It’s been a long time since I’ve written. Engineering is getting tougher (which will likely be a post unto itself), and I’ve been mapping out plot threads for the final book in the Merman series. I’m happy to report all the major storylines are now in place; it’s just a matter of weaving them together with lots of fun, adventurous details in between. Exciting times to be writing!
In the midst of everything, I’ve been on the hunt for love stories, or rather “love feelings” for the third book. After ten years with Mr. Omar and a lot of grandmotherly influences, I tend to lean more toward laughter and practical things than the deep, feel-it-in-your-gut, serious kind of love found in…well…stories (my anniversary-inspired, orange peel flamethrower is pretty good proof of that) .
The poetry I used to read when I took myself seriously enough to well up those sorts of deep feelings on cue is still sitting on the other side of the ocean with the rest of my library (oh, how I miss you). If I tried hard enough, I could probably write that sort of passion if I thought about certain foods I miss even more than my library (oh, how I really, really miss you), but as I like things to be authentic, I’ve still been on the prowl.
As my theological background was a big inspiration for The Merman Mark to begin with (and the Bible also happens to be a book very readily available), I’ve been thumbing through the OT pages, looking for love inspo. And, yes, I know for many people, there is a lot to find with regard to the love department. For me, at this moment, in this time in my life, I wasn’t getting very far. Yes, there’s Ruth, Rachel, Esther and the Song of Songs; if you include the Greek texts there’s also Tobit and probably some others that now escape me, but overall, not much was evoking those serious, romantic feelings of love.

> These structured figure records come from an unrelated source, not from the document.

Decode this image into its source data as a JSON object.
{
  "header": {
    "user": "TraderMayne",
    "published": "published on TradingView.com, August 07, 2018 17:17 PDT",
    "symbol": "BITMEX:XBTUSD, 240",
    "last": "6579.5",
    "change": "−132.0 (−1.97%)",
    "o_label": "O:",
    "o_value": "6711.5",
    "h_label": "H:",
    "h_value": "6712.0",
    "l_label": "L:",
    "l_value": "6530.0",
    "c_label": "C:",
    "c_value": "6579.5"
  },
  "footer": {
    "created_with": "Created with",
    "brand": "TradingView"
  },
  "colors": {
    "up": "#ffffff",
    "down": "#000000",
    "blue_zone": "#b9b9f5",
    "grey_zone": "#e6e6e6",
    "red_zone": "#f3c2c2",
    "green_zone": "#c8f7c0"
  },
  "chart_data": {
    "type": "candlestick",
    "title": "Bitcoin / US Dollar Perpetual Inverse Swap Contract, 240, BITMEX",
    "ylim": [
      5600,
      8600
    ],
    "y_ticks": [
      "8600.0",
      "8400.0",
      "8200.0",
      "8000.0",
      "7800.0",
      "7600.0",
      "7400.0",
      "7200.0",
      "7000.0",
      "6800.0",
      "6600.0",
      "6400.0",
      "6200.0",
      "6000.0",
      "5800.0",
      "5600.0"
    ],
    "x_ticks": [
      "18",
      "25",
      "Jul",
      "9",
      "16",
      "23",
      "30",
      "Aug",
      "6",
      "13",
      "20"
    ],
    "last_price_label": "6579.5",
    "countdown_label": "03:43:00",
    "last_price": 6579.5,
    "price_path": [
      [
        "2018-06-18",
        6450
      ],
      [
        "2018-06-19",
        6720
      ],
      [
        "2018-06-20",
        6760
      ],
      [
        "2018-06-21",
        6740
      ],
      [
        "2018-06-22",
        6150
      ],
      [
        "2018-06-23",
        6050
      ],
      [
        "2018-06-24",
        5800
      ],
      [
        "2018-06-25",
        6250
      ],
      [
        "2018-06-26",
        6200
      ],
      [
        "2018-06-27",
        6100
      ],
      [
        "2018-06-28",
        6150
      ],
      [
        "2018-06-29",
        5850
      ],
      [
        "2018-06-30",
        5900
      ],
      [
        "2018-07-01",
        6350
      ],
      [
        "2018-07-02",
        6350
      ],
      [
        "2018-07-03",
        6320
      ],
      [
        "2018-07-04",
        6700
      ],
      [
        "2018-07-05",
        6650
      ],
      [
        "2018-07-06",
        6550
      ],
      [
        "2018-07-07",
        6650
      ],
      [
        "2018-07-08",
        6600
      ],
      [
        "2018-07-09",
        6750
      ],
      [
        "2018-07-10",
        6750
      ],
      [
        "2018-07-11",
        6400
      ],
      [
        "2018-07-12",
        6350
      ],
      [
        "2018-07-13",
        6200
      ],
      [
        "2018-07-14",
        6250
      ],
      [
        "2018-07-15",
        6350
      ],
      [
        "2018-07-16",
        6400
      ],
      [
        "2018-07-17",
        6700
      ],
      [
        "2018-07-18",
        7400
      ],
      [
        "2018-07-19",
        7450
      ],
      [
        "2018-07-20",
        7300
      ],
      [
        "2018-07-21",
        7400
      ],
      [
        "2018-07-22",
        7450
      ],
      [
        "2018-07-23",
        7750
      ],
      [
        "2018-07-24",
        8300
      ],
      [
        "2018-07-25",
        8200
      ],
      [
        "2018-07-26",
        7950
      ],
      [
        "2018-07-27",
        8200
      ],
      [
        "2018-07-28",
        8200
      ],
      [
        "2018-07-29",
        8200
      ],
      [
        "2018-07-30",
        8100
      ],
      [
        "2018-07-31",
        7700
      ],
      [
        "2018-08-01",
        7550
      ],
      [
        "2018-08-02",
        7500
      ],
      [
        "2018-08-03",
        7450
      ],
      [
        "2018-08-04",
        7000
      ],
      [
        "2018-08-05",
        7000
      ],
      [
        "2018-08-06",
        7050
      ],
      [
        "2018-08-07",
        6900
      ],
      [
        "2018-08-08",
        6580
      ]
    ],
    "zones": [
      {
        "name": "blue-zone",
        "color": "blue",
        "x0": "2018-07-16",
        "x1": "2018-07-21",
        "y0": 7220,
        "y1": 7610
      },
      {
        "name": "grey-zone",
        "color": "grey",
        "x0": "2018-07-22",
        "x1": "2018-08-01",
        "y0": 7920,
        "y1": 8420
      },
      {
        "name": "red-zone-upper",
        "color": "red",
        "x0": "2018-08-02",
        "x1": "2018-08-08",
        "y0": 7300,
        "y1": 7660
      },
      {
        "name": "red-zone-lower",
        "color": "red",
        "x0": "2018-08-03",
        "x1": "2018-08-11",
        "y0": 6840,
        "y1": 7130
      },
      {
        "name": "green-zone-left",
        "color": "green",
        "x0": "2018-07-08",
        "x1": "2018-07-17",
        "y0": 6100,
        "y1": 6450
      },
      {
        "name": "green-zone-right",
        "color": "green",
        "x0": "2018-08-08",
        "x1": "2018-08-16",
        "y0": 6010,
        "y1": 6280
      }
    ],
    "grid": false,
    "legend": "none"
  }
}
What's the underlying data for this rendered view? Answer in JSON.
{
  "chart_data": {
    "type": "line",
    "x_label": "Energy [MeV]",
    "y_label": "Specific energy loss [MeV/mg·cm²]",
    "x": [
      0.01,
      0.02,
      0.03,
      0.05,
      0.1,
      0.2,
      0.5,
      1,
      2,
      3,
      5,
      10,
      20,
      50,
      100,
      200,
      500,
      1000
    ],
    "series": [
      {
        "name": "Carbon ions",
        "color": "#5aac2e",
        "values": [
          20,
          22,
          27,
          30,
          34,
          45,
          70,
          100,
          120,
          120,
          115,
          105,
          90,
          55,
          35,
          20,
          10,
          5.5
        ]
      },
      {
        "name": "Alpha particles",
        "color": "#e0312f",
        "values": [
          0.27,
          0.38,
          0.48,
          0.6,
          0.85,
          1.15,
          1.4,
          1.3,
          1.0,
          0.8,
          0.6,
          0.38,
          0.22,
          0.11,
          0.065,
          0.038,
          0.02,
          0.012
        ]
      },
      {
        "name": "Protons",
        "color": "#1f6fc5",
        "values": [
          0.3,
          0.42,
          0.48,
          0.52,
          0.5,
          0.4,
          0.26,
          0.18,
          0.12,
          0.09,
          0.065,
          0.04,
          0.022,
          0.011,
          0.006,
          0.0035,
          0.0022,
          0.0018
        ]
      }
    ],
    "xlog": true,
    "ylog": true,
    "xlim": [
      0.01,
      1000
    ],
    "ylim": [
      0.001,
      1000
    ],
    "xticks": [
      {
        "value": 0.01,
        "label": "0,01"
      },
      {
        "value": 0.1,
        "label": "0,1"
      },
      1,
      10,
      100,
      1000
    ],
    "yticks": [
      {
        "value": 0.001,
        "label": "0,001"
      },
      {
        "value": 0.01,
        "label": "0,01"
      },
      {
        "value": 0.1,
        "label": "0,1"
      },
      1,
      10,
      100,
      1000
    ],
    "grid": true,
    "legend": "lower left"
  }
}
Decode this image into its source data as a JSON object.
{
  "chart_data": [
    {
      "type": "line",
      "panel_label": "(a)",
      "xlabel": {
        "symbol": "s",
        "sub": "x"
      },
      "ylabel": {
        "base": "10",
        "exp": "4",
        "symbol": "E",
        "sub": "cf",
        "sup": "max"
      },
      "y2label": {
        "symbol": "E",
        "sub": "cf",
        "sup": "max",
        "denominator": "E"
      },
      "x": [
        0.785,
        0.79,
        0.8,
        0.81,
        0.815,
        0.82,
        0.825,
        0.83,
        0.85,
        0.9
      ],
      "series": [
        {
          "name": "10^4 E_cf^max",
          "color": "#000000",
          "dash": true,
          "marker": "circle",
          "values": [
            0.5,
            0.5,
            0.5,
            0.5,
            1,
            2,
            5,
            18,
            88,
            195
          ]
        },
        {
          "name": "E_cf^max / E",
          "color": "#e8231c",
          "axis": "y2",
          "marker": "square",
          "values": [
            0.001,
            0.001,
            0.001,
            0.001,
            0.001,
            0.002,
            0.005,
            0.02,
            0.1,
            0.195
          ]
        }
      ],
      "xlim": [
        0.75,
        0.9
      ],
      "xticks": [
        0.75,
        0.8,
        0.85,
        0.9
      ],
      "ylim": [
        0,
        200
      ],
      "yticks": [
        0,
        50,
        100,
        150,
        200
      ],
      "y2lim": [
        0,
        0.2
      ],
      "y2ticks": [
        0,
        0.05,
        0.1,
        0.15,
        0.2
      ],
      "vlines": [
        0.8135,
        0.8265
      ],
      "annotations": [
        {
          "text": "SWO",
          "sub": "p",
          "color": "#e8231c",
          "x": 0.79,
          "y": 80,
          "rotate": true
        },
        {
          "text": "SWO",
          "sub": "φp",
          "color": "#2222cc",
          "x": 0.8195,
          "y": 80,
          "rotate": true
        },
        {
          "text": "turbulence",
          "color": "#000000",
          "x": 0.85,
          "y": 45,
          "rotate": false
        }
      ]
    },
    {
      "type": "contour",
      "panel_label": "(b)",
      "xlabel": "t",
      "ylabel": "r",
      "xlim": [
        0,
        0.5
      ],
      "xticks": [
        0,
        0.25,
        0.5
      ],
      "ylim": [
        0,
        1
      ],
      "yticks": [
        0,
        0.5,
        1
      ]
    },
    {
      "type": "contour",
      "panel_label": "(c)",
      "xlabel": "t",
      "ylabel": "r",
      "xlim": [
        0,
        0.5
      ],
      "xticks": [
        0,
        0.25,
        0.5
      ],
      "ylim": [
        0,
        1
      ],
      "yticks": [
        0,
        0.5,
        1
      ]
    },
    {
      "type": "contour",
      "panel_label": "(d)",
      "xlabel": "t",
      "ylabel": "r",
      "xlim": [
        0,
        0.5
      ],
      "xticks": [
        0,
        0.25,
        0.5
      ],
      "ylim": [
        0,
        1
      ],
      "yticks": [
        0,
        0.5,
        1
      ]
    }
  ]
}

Eventually I became so frustrated, I did the same thing I learned to do this semester. When a circuit’s not working, you flippin’ pull the wires together until you make it so. So, I opened the book, took a page of the text, and decided, very matter-of-factly, that I was going to pull a love story from the pages. What surprised me, more than anything, was that I actually got one.
Job 6-7, with selected deletions, turned into a beautiful love poem, really quite easily. I note this mostly because the chapters are originally a lament; in the text, Job complains of horrible miseries and endless suffering. Three chapters previously he curses the day he was born; he laments afflictions all brought on because the accuser told God Job only loved him because he was prosperous, and well, apparently it was time to see if that were true.
I guess it would make sense, then, that a love poem could be pulled out of such verses given the context, but even so, it did bring up a very good life point as well. Those moments of complaint: how many of them are interwoven with love stories? When the laughter is gone and even practical things don’t really matter, when one has every right to be upset (as Job did), can one, does one, still say ‘I love you’ in those moments? It’s a tall order to ask, but is also perhaps a very good place to look, when looking for feelings of love.